There is a little more flexibility when it comes to actually doing the work because it occurs after escrow closes, but the bids must be returned very quickly as the whole process is delayed without them. There is a great opportunity here for Contractors to get considerable work based on the Realtors promoting this opportunity. The one sure-fire way to sabotage this is to cause the Escrow’s to be delayed or even fall apart because of issues caused by bids not being returned quickly.
Also, the Contractors need to understand that there is a finite and defined amount of money available under these programs and the work that is in the bid is the work that must be done. There can be no change orders or additions. The scope of work that is in the bid is what must be completed when the Appraiser or HERS II Rater goes out to re-inspect. If the client wants you to do additional work that they are going to pay for in some other way, it must be started after the confirmation of work completed under the EEM, 203K, or Streamline 203K.

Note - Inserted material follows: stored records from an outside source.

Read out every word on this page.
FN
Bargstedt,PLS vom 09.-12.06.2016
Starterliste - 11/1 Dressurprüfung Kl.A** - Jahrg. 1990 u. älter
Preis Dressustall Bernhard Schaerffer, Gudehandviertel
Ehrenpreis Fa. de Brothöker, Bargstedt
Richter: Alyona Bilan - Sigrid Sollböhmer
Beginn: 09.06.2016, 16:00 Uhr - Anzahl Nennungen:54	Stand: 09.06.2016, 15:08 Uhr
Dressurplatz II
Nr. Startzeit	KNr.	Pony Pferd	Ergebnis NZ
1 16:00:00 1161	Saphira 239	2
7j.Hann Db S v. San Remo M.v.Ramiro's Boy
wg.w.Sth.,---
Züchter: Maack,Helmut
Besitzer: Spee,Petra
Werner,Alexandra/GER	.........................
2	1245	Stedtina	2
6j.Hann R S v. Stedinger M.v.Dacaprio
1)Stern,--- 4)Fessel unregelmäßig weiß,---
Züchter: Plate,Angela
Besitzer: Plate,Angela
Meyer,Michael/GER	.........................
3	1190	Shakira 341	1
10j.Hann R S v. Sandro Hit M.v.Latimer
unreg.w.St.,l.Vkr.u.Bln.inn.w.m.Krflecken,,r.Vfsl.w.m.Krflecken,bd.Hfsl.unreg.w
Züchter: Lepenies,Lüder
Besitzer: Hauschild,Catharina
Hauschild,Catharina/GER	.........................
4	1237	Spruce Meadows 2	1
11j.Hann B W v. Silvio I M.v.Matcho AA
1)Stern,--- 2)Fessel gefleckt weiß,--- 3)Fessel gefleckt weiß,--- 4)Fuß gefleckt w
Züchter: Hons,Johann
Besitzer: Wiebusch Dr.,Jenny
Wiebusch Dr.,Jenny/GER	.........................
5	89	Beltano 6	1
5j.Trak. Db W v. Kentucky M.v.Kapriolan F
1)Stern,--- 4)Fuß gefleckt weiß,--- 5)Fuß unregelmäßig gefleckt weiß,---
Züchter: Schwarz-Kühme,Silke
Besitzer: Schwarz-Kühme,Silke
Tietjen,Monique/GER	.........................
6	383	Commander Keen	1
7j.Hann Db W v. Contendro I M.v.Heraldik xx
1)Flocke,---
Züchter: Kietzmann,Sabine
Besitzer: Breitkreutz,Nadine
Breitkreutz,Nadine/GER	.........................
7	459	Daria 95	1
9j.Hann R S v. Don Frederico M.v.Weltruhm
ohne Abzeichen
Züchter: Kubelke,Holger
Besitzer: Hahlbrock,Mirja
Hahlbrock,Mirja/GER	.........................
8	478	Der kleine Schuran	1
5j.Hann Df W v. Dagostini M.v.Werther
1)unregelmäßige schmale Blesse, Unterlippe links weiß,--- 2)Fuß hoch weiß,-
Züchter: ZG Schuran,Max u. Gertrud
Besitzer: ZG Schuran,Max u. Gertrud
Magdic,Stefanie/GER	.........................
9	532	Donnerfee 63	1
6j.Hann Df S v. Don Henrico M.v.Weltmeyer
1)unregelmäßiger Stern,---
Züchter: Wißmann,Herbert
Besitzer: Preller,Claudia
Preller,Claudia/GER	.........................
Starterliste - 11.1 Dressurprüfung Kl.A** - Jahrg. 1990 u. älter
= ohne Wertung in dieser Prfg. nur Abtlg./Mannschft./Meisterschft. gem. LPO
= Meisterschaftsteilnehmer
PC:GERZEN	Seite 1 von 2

The Realtors and Loan Officers must be very clear with the buyers that the exact amount they will realize in rebates will not be fully determined until the work is performed and the “Measure Out” Audit has been completed by the Contractor. It is very important that this is made vividly clear to everyone.
When a HERS II rating is also done, such as in cases where an Energy Efficient Mortgage is being used for the financing, ONLY the contractor’s Whole-Home Assessment from the measure in and measure out processes will be given any consideration. However, The HERS II is still required for the EEM. It is very important that this is made vividly clear to everyone.
If a HERS II rating is done and it includes blower door or duct testing, it is crucial that the buyers appreciate that there are many factors that can affect those results, including air temperature and wind speed. If the Contractor gets different results when they conduct these tests, the buyers need to understand that this may very well be due to different conditions at the time of testing. Since this can affect the amount of rebate the buyer will receive, it is essential that we ensure that they do not draw unfair conclusions regarding the integrity of the Contractor’s test results based on factors outside of the Contractor’s control. There is no benefit to the Contractor to intentionally reduce the Buyer’s rebate. The money for these rebates does not come out of the Contractors pocket.